Expert commentary strengthens brand authority. It positions the company’s leaders as credible voices on industry issues, which transfers to the company a reputation for expertise that extends beyond its product capabilities. Authority is particularly valuable in fintech because it addresses the trust deficit that all fintech companies face: when a respected journalist chooses to quote a fintech CEO as an expert, the journalist is implicitly vouching for the CEO’s credibility.

Data citation strengthens brand reliability. When journalists cite a company’s data, they are treating the company as a trustworthy source of factual information. This trust extends to the company’s products: if its data is reliable, its products are likely reliable too. The logic is not always conscious, but it operates at the level of audience perception and affects purchasing decisions.

Contributed analysis strengthens brand depth. It demonstrates that the company’s expertise extends beyond its product and into the broader challenges facing the industry. Brand depth is what separates a company perceived as a vendor (useful but interchangeable) from a company perceived as a partner (valuable and difficult to replace).

Industry report inclusion strengthens brand legitimacy. Inclusion in analyst reports and market maps validates the company’s position as a recognised market participant. For fintech startups competing against established financial institutions, this legitimacy signal can be the difference between being considered for an enterprise deal and being excluded from the evaluation.

Building Media Presence Systematically

Media presence cannot be achieved through sporadic outreach or reactive PR. It requires a systematic approach that generates multiple media touchpoints per month across different components.

The operational model for systematic media presence includes three workstreams running in parallel. The first workstream is proactive pitching: identifying story angles based on company milestones, market developments, and editorial calendars, and pitching them to relevant journalists on a weekly basis. The second workstream is reactive commentary: monitoring industry news and offering expert commentary to journalists covering relevant developments within hours of the news breaking. The third workstream is content placement: developing contributed articles and placing them with target publications on a monthly cadence.

The three workstreams together produce a steady flow of media touchpoints: one to two feature pitches per month, three to five reactive commentary offers per week, and one to two contributed articles per month. Not all pitches result in coverage, and not all commentary offers are accepted. But the volume ensures that the company maintains a consistent presence across multiple media channels simultaneously.

The CMI data showing that 46% of companies expect to increase content budgets reflects growing recognition that content drives media presence, which drives brand strength, which drives business results.

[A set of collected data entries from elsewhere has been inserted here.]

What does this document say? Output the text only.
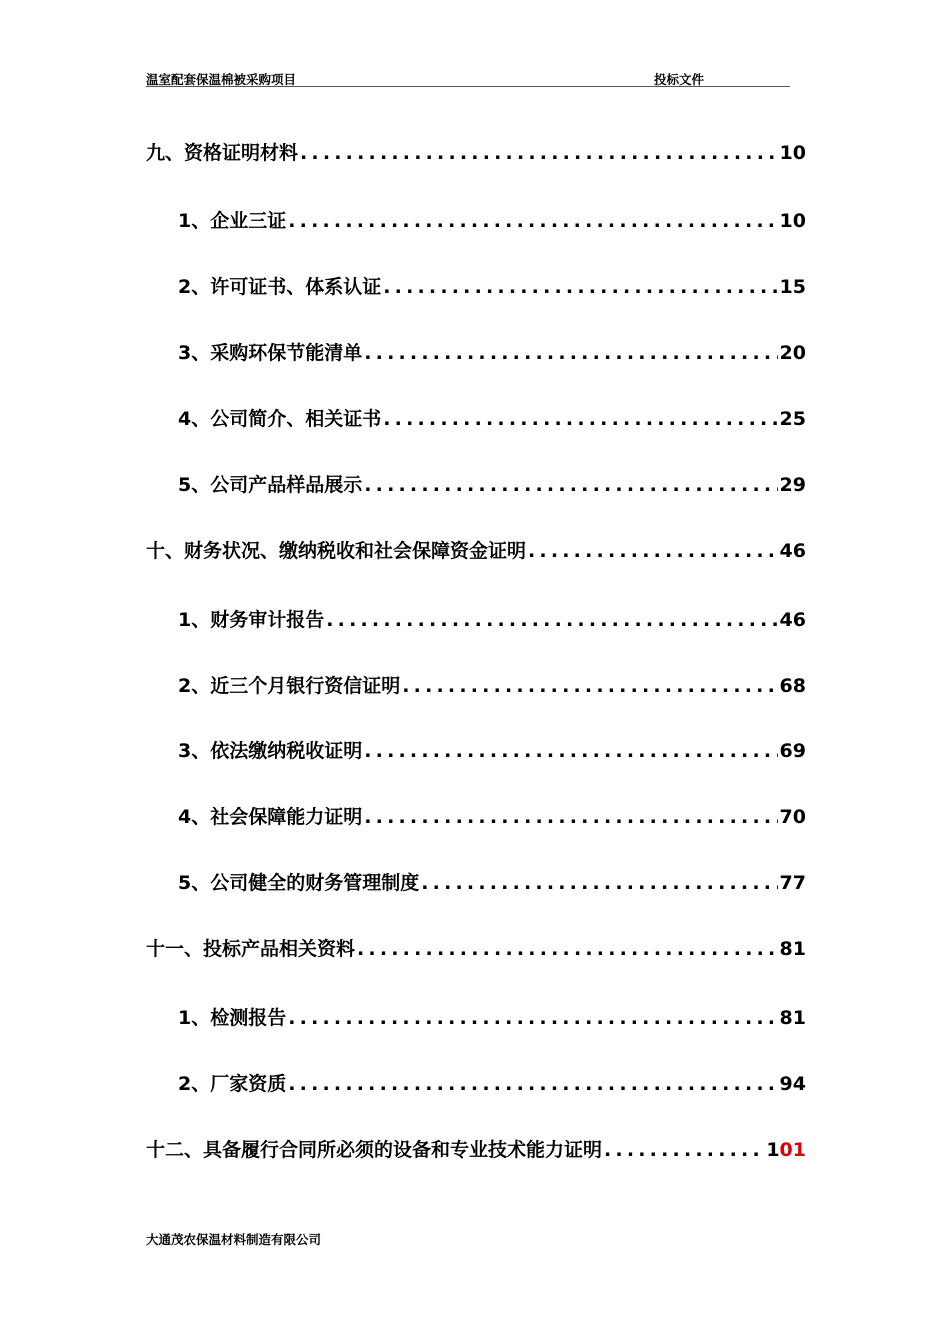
温室配套保温棉被采购项目	投标文件
九、资格证明材料 .....	10
1、企业三证 .....	10
2、许可证书、体系认证 .....	15
3、采购环保节能清单 .....	20
4、公司简介、相关证书 .....	25
5、公司产品样品展示 .....	29
十、财务状况、缴纳税收和社会保障资金证明 .....	46
1、财务审计报告 .....	46
2、近三个月银行资信证明 .....	68
3、依法缴纳税收证明 .....	69
4、社会保障能力证明 .....	70
5、公司健全的财务管理制度 .....	77
十一、投标产品相关资料 .....	81
1、检测报告 .....	81
2、厂家资质 .....	94
十二、具备履行合同所必须的设备和专业技术能力证明 .....	101
大通茂农保温材料制造有限公司
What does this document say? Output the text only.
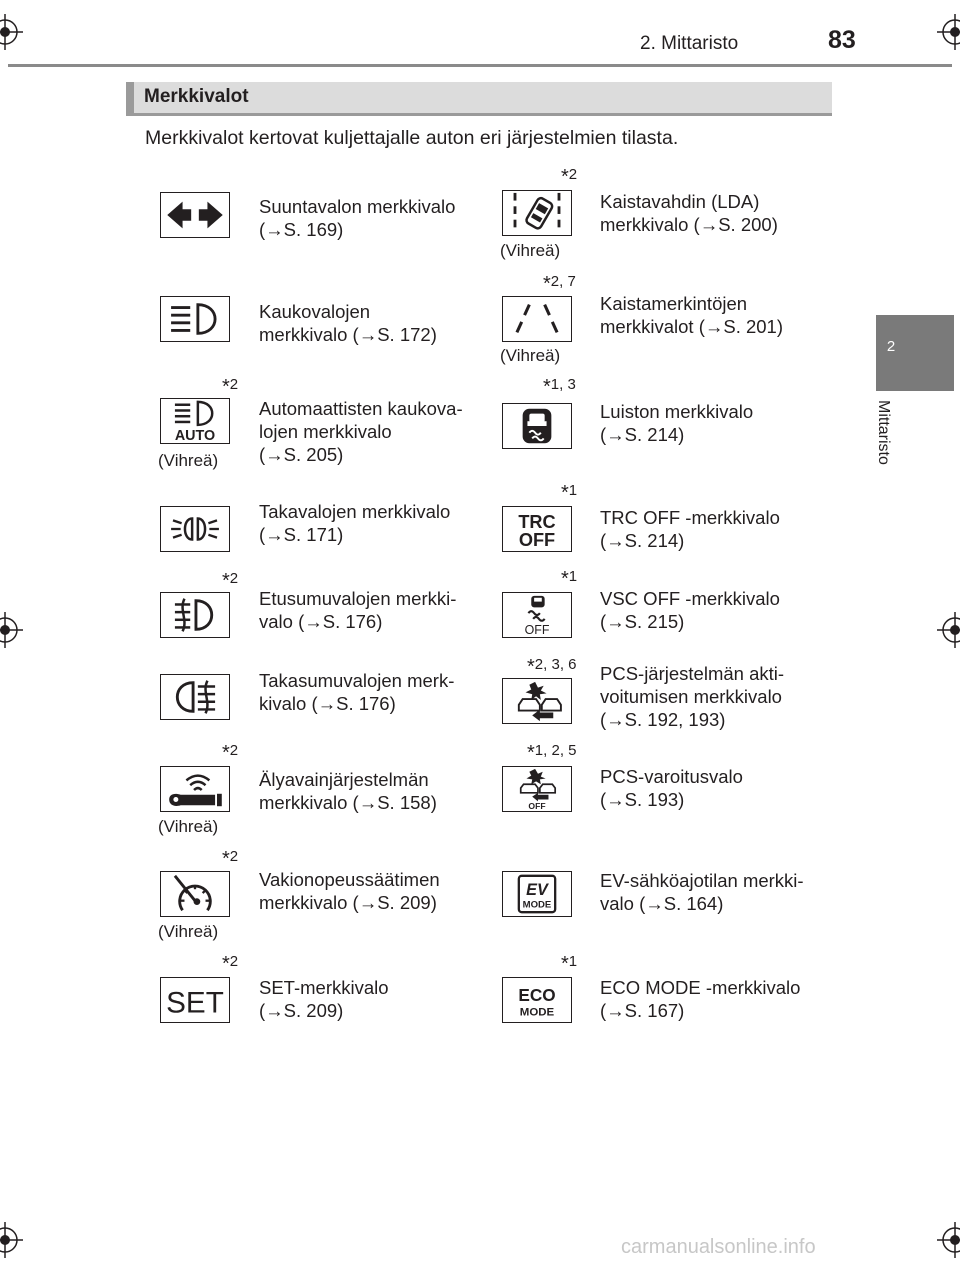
2. Mittaristo	83
2
Mittaristo
Merkkivalot
Merkkivalot kertovat kuljettajalle auton eri järjestelmien tilasta.
Suuntavalon merkkivalo
(→S. 169)
Kaukovalojen
merkkivalo (→S. 172)
*2
AUTO
(Vihreä)
Automaattisten kaukova-
lojen merkkivalo
(→S. 205)
Takavalojen merkkivalo
(→S. 171)
*2
Etusumuvalojen merkki-
valo (→S. 176)
Takasumuvalojen merk-
kivalo (→S. 176)
*2
(Vihreä)
Älyavainjärjestelmän
merkkivalo (→S. 158)
*2
(Vihreä)
Vakionopeussäätimen
merkkivalo (→S. 209)
*2
SET SET-merkkivalo
(→S. 209)
*2
(Vihreä)
Kaistavahdin (LDA)
merkkivalo (→S. 200)
*2, 7
(Vihreä)
Kaistamerkintöjen
merkkivalot (→S. 201)
*1, 3
Luiston merkkivalo
(→S. 214)
*1
TRC
OFF
TRC OFF -merkkivalo
(→S. 214)
*1
OFF
VSC OFF -merkkivalo
(→S. 215)
*2, 3, 6 PCS-järjestelmän akti-
voitumisen merkkivalo
(→S. 192, 193)
*1, 2, 5
OFF
PCS-varoitusvalo
(→S. 193)
EV
MODE
EV-sähköajotilan merkki-
valo (→S. 164)
*1
ECO
MODE
ECO MODE -merkkivalo
(→S. 167)
carmanualsonline.info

The fintech companies that invest in systematic media presence are building brands that strengthen with each month of sustained effort. Wise’s data-driven Financial Times advertisement in 2015 was not a one-time tactic. It was the beginning of a media presence strategy that, over the following decade, built one of the most trusted brands in international finance. The strategy worked not because any single element was brilliant, but because the elements combined and compounded over years into a brand that the market could not ignore.